Although Western media dominate the world's news industry, Asia-based and Asian reporters manage to collaborate with these channels to deliver globally recognized works. The co-head for the Asia-Pacific region of Bloomberg News attributed this good reporting to the understanding of local contexts, while a former Chinese digital producer at CNN highlighted her elimination of biased and selective viewpoints.
From left to right: Bloomberg News's senior executive editor Madeleine Lim; Former CNN's Chinese digital producer Shen Lu; DealStreetAsia's senior writer Ngoc Nguyen.
According to the London-based web analytics service provider SimilarWeb, the ten biggest news websites in the world in April 2020 called Latin America's Globo, the U.S.'s CNN, The New York Times, Fox News, Yahoo News, and the U.K.'s BBC, The Guardian, and Daily Mail.
"When you tell the story for a global audience, you often run the risk of superimposing your framework, mostly the Western framework, onto the Asian background,” said Madeleine Lim, Bloomberg News's senior executive editor and co-head for the Asia-Pacific region, who manages 24 bureaus and 600 editorial staff across the region.
"That can sometimes lead to blind spots that can be quite detrimental to the quality of reporting," she stated.
Lim cited a typical example of Tofu, which is a traditional food of Chinese origin. Despite being a household dish in Asia, Tofu was once negatively described as a bland and tasteless food product in an article written by a U.S. reporter. This called for international media to be more open to the local and leverage the "ability to bridge the gap to another culture."
"But that doesn't mean that you do not speak truth to power. That doesn't mean that you're self-censored," Lim asserted.

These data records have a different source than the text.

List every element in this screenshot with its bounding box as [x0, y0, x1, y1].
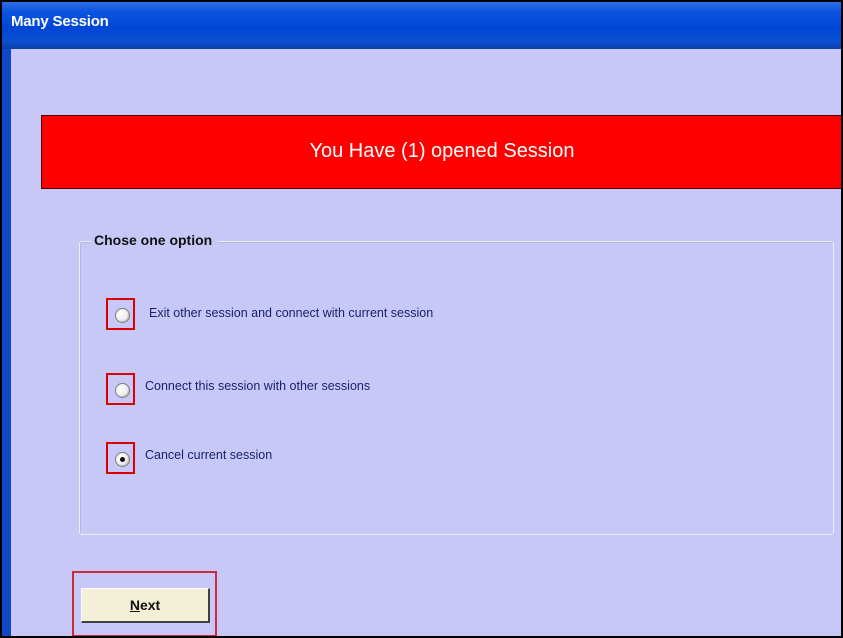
option-cancel-highlight-box: [106, 442, 135, 474]
title-bar[interactable]: Many Session: [2, 2, 841, 49]
next-button[interactable]: Next: [81, 588, 210, 623]
option-exit-highlight-box: [106, 298, 135, 330]
option-connect-highlight-box: [106, 373, 135, 405]
window-title: Many Session: [11, 13, 109, 30]
next-button-label-rest: ext: [139, 597, 161, 613]
options-group-legend: Chose one option: [91, 232, 219, 248]
option-cancel-radio[interactable]: [115, 452, 130, 467]
many-session-dialog: Many Session You Have (1) opened Session…: [0, 0, 843, 638]
option-connect-radio[interactable]: [115, 383, 130, 398]
warning-banner: You Have (1) opened Session: [41, 115, 841, 189]
option-exit-label[interactable]: Exit other session and connect with curr…: [149, 306, 433, 320]
banner-message: You Have (1) opened Session: [309, 140, 575, 162]
next-button-mnemonic: N: [129, 597, 140, 613]
option-cancel-label[interactable]: Cancel current session: [145, 448, 272, 462]
left-border-strip: [2, 49, 11, 636]
option-exit-radio[interactable]: [115, 308, 130, 323]
selected-radio-dot: [120, 457, 125, 462]
option-connect-label[interactable]: Connect this session with other sessions: [145, 379, 370, 393]
next-button-label: Next: [130, 598, 160, 612]
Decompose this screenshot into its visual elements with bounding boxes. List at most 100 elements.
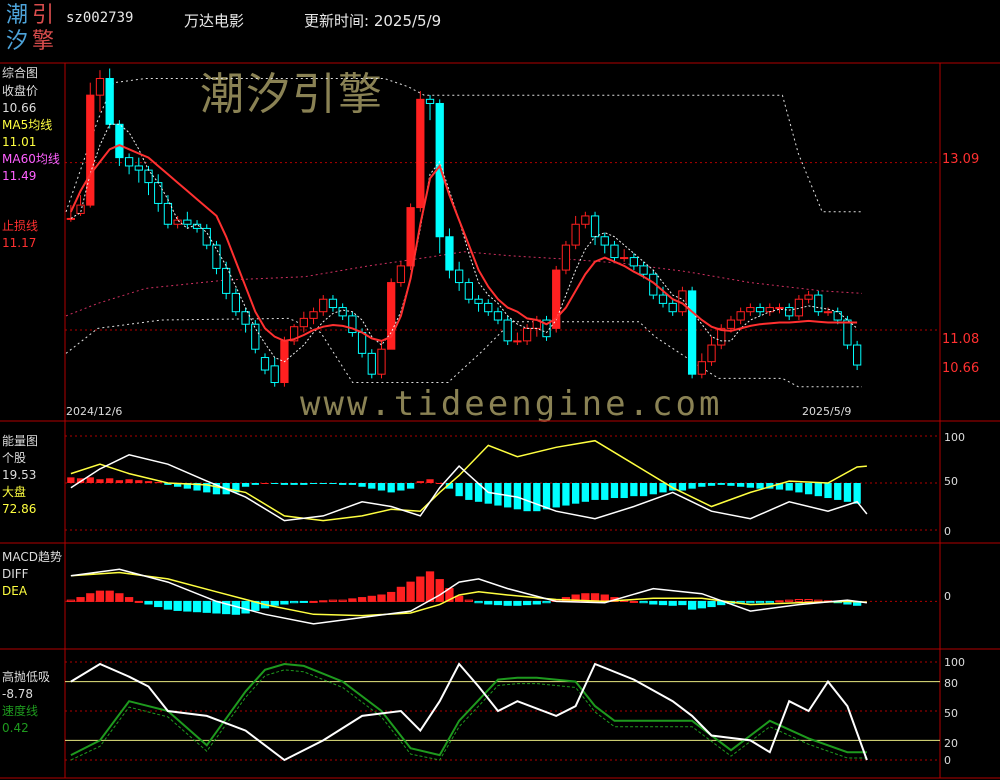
macd-bar: [697, 600, 706, 609]
energy-bar: [271, 483, 279, 484]
panel3-title: MACD趋势: [2, 550, 62, 564]
candle: [513, 340, 522, 343]
candle: [416, 98, 425, 209]
macd-bar: [367, 595, 376, 602]
candle: [687, 290, 697, 375]
macd-bar: [503, 600, 512, 606]
candle: [726, 319, 736, 329]
energy-bar: [86, 477, 94, 483]
candle: [522, 327, 532, 342]
energy-bar: [824, 483, 832, 499]
energy-bar: [135, 480, 143, 483]
energy-bar: [523, 483, 531, 512]
candle: [251, 323, 260, 350]
stock-energy-value: 19.53: [2, 468, 37, 482]
candle: [86, 94, 95, 206]
market-energy-label: 大盘: [2, 485, 27, 499]
energy-bar: [756, 483, 764, 489]
candle: [639, 265, 648, 275]
candle: [707, 344, 716, 363]
energy-bar: [610, 483, 619, 499]
ma5-value: 11.01: [2, 135, 37, 149]
candle: [95, 77, 105, 96]
energy-bar: [339, 483, 347, 485]
hs-tick: 20: [944, 737, 958, 750]
candle: [610, 244, 619, 259]
hs-tick: 50: [944, 707, 958, 720]
macd-bar: [134, 600, 143, 603]
macd-bar: [464, 599, 473, 602]
hs-tick: 100: [944, 656, 965, 669]
candle: [115, 123, 124, 159]
macd-bar: [357, 597, 367, 602]
candle: [144, 169, 153, 184]
candle: [755, 307, 765, 313]
energy-bar: [727, 483, 735, 486]
energy-bar: [261, 483, 269, 484]
energy-bar: [853, 483, 861, 504]
ma5-line: [70, 123, 858, 363]
candle: [629, 257, 639, 267]
macd-bar: [785, 599, 794, 602]
macd-bar: [435, 579, 444, 602]
hs-tick: 80: [944, 677, 958, 690]
energy-bar: [406, 483, 415, 489]
candle: [387, 282, 396, 350]
candle: [746, 307, 755, 313]
energy-bar: [329, 483, 337, 484]
macd-bar: [755, 600, 765, 604]
energy-bar: [785, 483, 793, 491]
macd-bar: [484, 600, 493, 605]
macd-bar: [202, 600, 211, 613]
energy-bar: [814, 483, 822, 497]
speed-line: [70, 662, 867, 757]
macd-tick: 0: [944, 590, 951, 603]
candle: [319, 298, 328, 313]
macd-bar: [105, 590, 114, 602]
energy-bar: [455, 483, 463, 497]
macd-bar: [124, 597, 134, 602]
diff-label: DIFF: [2, 567, 29, 581]
energy-bar: [698, 483, 706, 487]
candle: [814, 294, 823, 313]
macd-bar: [212, 600, 221, 614]
macd-bar: [348, 598, 357, 602]
close-value: 10.66: [2, 101, 37, 115]
upper-band: [65, 78, 862, 213]
macd-bar: [804, 599, 813, 602]
energy-bar: [280, 483, 289, 485]
candle: [377, 348, 386, 375]
market-energy-value: 72.86: [2, 502, 37, 516]
market-energy-line: [70, 439, 867, 522]
macd-bar: [289, 600, 299, 604]
candle: [241, 311, 250, 325]
macd-bar: [144, 600, 153, 605]
energy-bar: [717, 483, 725, 485]
candle: [328, 298, 338, 309]
macd-bar: [95, 590, 105, 602]
stock-chart: [0, 62, 1000, 779]
x-start-date: 2024/12/6: [66, 405, 123, 418]
energy-bar: [562, 483, 570, 506]
candle: [406, 207, 415, 267]
macd-bar: [154, 600, 163, 608]
candle: [338, 307, 347, 317]
macd-bar: [183, 600, 192, 612]
energy-bar: [397, 483, 405, 491]
macd-bar: [425, 571, 435, 602]
candle: [668, 302, 677, 313]
energy-bar: [300, 483, 308, 485]
macd-bar: [629, 600, 639, 603]
energy-bar: [746, 483, 755, 488]
candle: [260, 357, 270, 371]
macd-bar: [338, 599, 347, 602]
energy-bar: [290, 483, 298, 485]
candle: [212, 244, 221, 269]
candle: [154, 182, 163, 204]
energy-bar: [154, 482, 162, 484]
energy-bar: [737, 483, 745, 487]
energy-bar: [368, 483, 376, 489]
candle: [173, 219, 182, 225]
candle: [833, 311, 842, 321]
macd-bar: [192, 600, 202, 613]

Former CNN's Chinese digital producer Shen Lu, an award-winning international journalist whose work has appeared in The New York Times, Foreign Policy, POLITICO Magazine, Columbia Journalism Review, said that as a journalist covers China in the U.S., she sometimes had to report on topics that can be considered sensitive in China.
"It's a calculation that I have to do every day," Lu admitted. "But when I really want to do it, I do it," she said, adding that she would keep a very low profile at China in the meantime.
However, Lu asserted that she also had to overcome the biased Western perspective on her reporting, in which she wanted to clear up the fundamental misunderstandings about her country.
"If you don't denounce the CCP [Chinese Communist Party] or the Chinese government directly, then there are assumptions at some level that you are a CCP apologist or a 'panda hugger,'" stated Lu.
She noted that it is more important to focus on facts and always talk to more people than needed for stories. "You get multiple perspectives. You're not just citing one single voice."
Ngoc Nguyen, a senior Vietnamese writer at Singapore-based leading publisher of investment news DealStreetAsia, said that she took at least thirty minutes a day to read other international reporters' articles to overview the current context, as well as discuss with her senior editor about other appropriate sources for her upcoming stories.
"When I write about Vietnam, I often refer to its regional peers or recent similar events, which could highlight the differences of the case and give readers broader and deeper understandings," she said.
The Bloomberg News senior editor backed this practice as she noted that Bloomberg News audiences, who are mostly global investors looking for potential deals around the world, want to know and understand how things are working locally.
Meanwhile, Lim also highly valued the need for reporters to have wider perspectives. She drew an example of reporters who want to cover technology in the region.
"The tech industry in Asia is influenced. It's a global industry," Lim said. "That would be my one thing about not narrowing yourself down to something and something plus Asia."